Tudo, entretanto, fica subentendido. David, apanhado em suas tramóias, dá a Jenny a noção de suas atividades. Aluga imóveis de áreas nobres para a comunidade negra buscando, supostamente, degradá-las e, então, as compra para revendê-las aos brancos por alto preço. Não há exposição alguma, só a cena de David ajudando a família negra a entrar no prédio que ele é o senhorio. Hornby resolveu a questão por meio de uma frase do diálogo dele, David, com ela, Jenny. Idêntica saída encontrou para mexer com o anti-semitismo inglês, por meio, outra vez, de uma rápida frase da diretora do colégio, Walters (Emma Thompson), com Jenny sobre os judeus. Só de leve, sem entrar em detalhes.
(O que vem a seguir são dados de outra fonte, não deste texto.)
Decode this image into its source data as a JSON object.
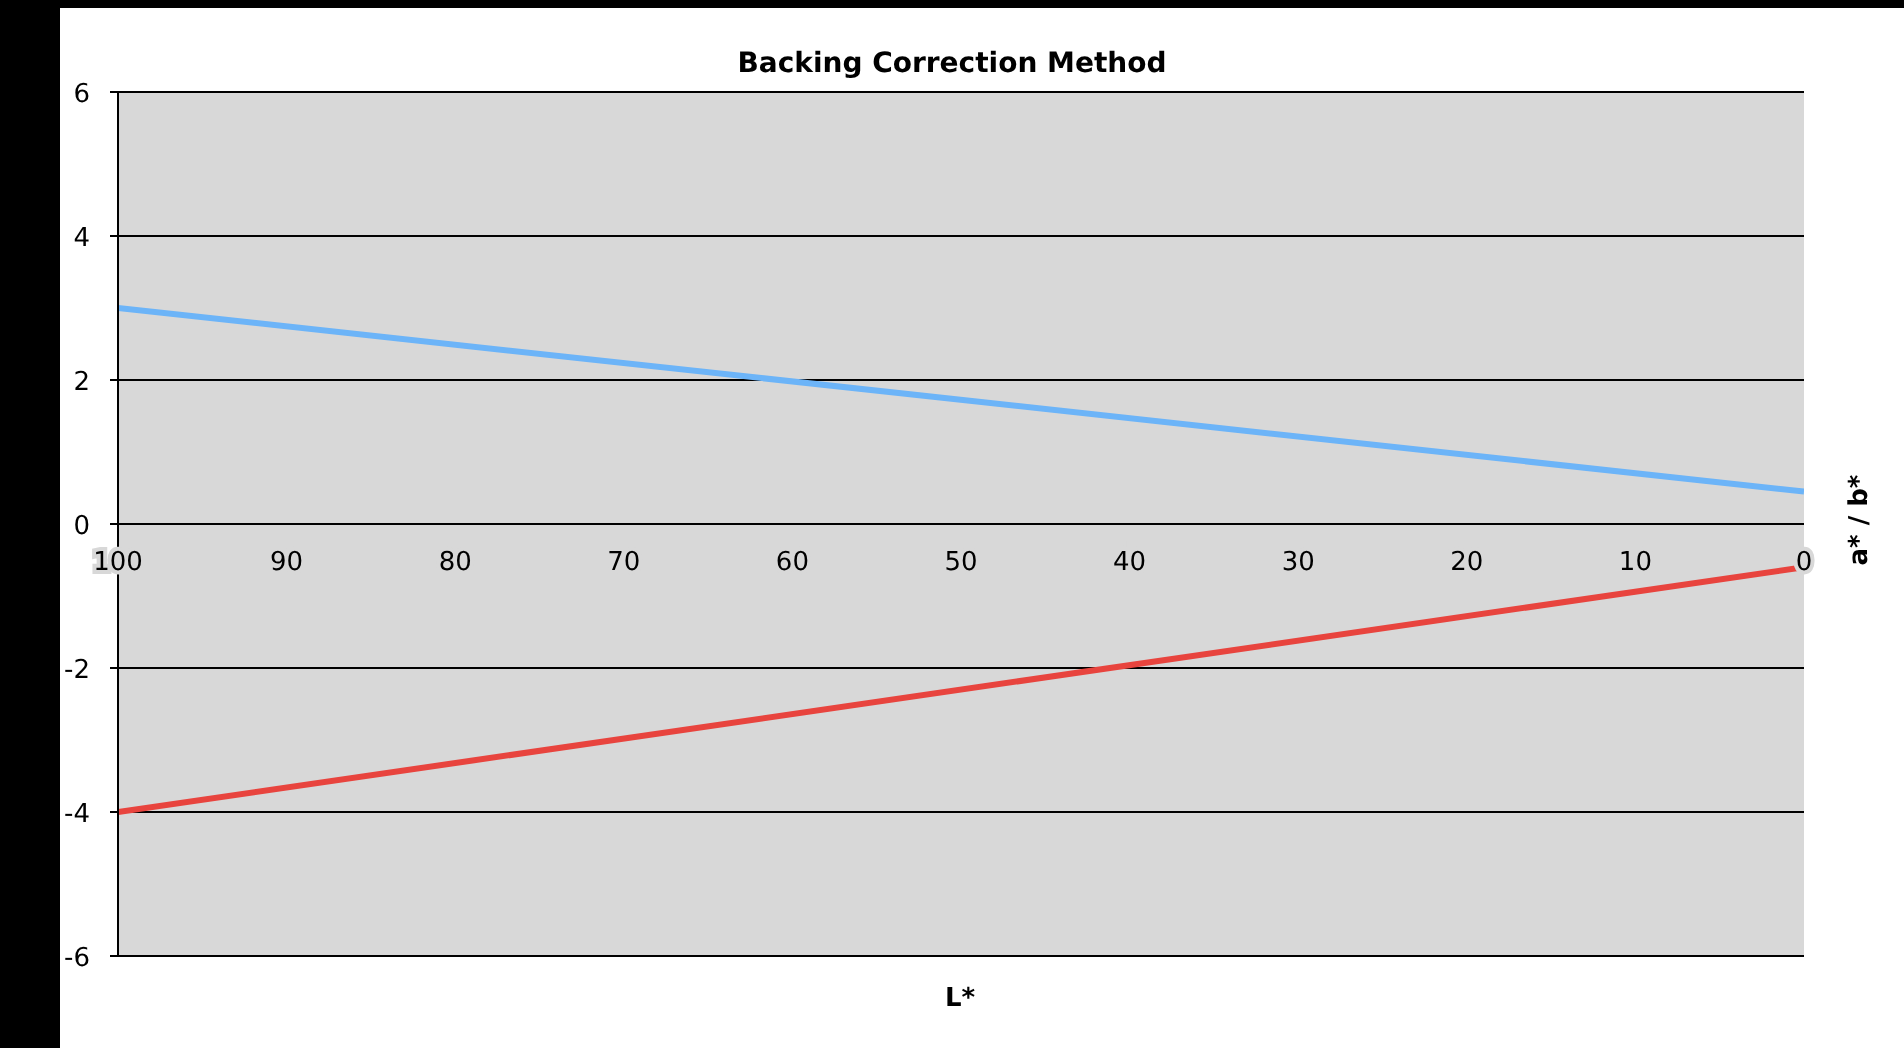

Fosse mais contundente “Educação” seria uma obra de alto nível sobre as aparências de classe e suas contradições. No entanto, ele e Scherfig se prendem mais a Jenny e seu forçado rito de passagem. Ela se contrapõe aos demais por certa pureza e inocência, típica de sua idade, em que as descobertas sempre vêm cheias de brilho e credulidade. O necessário para ela retomar seu caminho, numa busca, agora, por segurança, não por status e aparências. Solução que antes lhe foi apontada por Walters e sua professora Stubbs (Olívia Willians) e à qual desprezou e que, naquele instante, a ela se agarra para não sucumbir, mais uma vez, às mortíferas aparências.